Царица умоляюще взглянула на мужа.

– Где тебе ныне думу думать, преславной?

– Нишкни! Не бабье то дело!

Но тут же привлек к себе жену.

– А сдостанется стол мой тому Володимиру, изведут тебя с Митенькой.

Ткнувшись лицом в подушку, Иоанн нарочито громко закашлялся, чтобы скрыть рвущиеся из груди рыдания.

Склонившись над первенцем, безутешно плакала Анастасия. Висковатый и Юрьин в тяжелой тревоге закрыли руками лицо и не осмелились проронить ни слова утешения. Лоренцо, засучив рукава, одной рукой перелистывал латинский лечебник, другой – деловито растирал какую-то мазь.

– Абие волю сиденье с бояре! – грозно повторил царь и, выплюнув на ладонь зуб Антипия, сунул его под подушку.

Юрьин бросился исполнять приказание. Дьяк вынес в сени зыбку и передал ее поджидавшим боярыням.

* * *

По одному входили в опочивальню бояре. Последними остановились у двери Сильвестр и Адашев.
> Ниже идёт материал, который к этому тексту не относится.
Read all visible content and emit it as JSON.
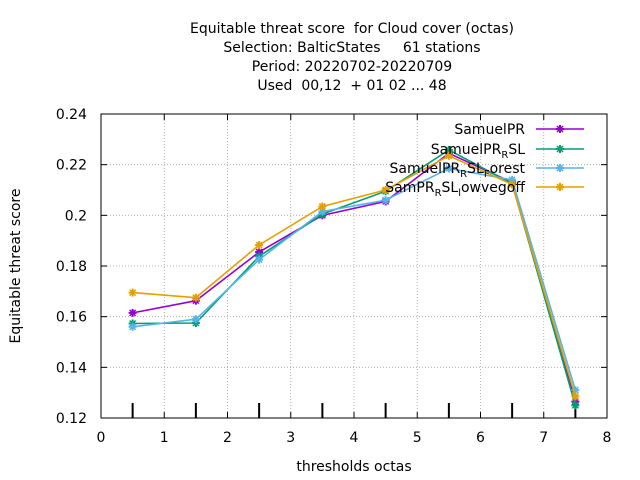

Симеон Ростовский отвесил земной поклон и сел на лавку. То же проделали и остальные. Ряполовский поискал глазами подходящее для себя место и устроился подле Курбского.

– Все ли? – ни на кого не глядя, пожевал губами царь.

Адашев сделал шаг к постели:

– Абие, государь, жалуют Овчинин, Щенятев, Прозоровской да Василий Шуйской с Микитою Одоевским. Токмо что из вотчин своих обернулись.

Когда все места были заняты, Иоанн приподнялся на локте.

– Да все ли?!

Адашев пересчитал пальцами присутствовавших.

– Все, государь!

С глухим стоном царь уселся на постели, опершись спиною о стену.

Бояре торопливо вскочили и отвесили земной поклон.

– А Юрьина и Висковатого пошто не зрю?

И кивком головы указал близким на место подле себя.

Князья зло переглянулись. Симеон Ростовский резко поднялся.

– Пожалуй меня, государь, милостью – словом обмолвиться.

Дождавшись разрешения, он тоненько засверлил:

– Твоя воля, царь! А токмо негоже дьяку выше земских сидети!

Больной сжал в кулаке подбородок и передернул острыми плечами своими.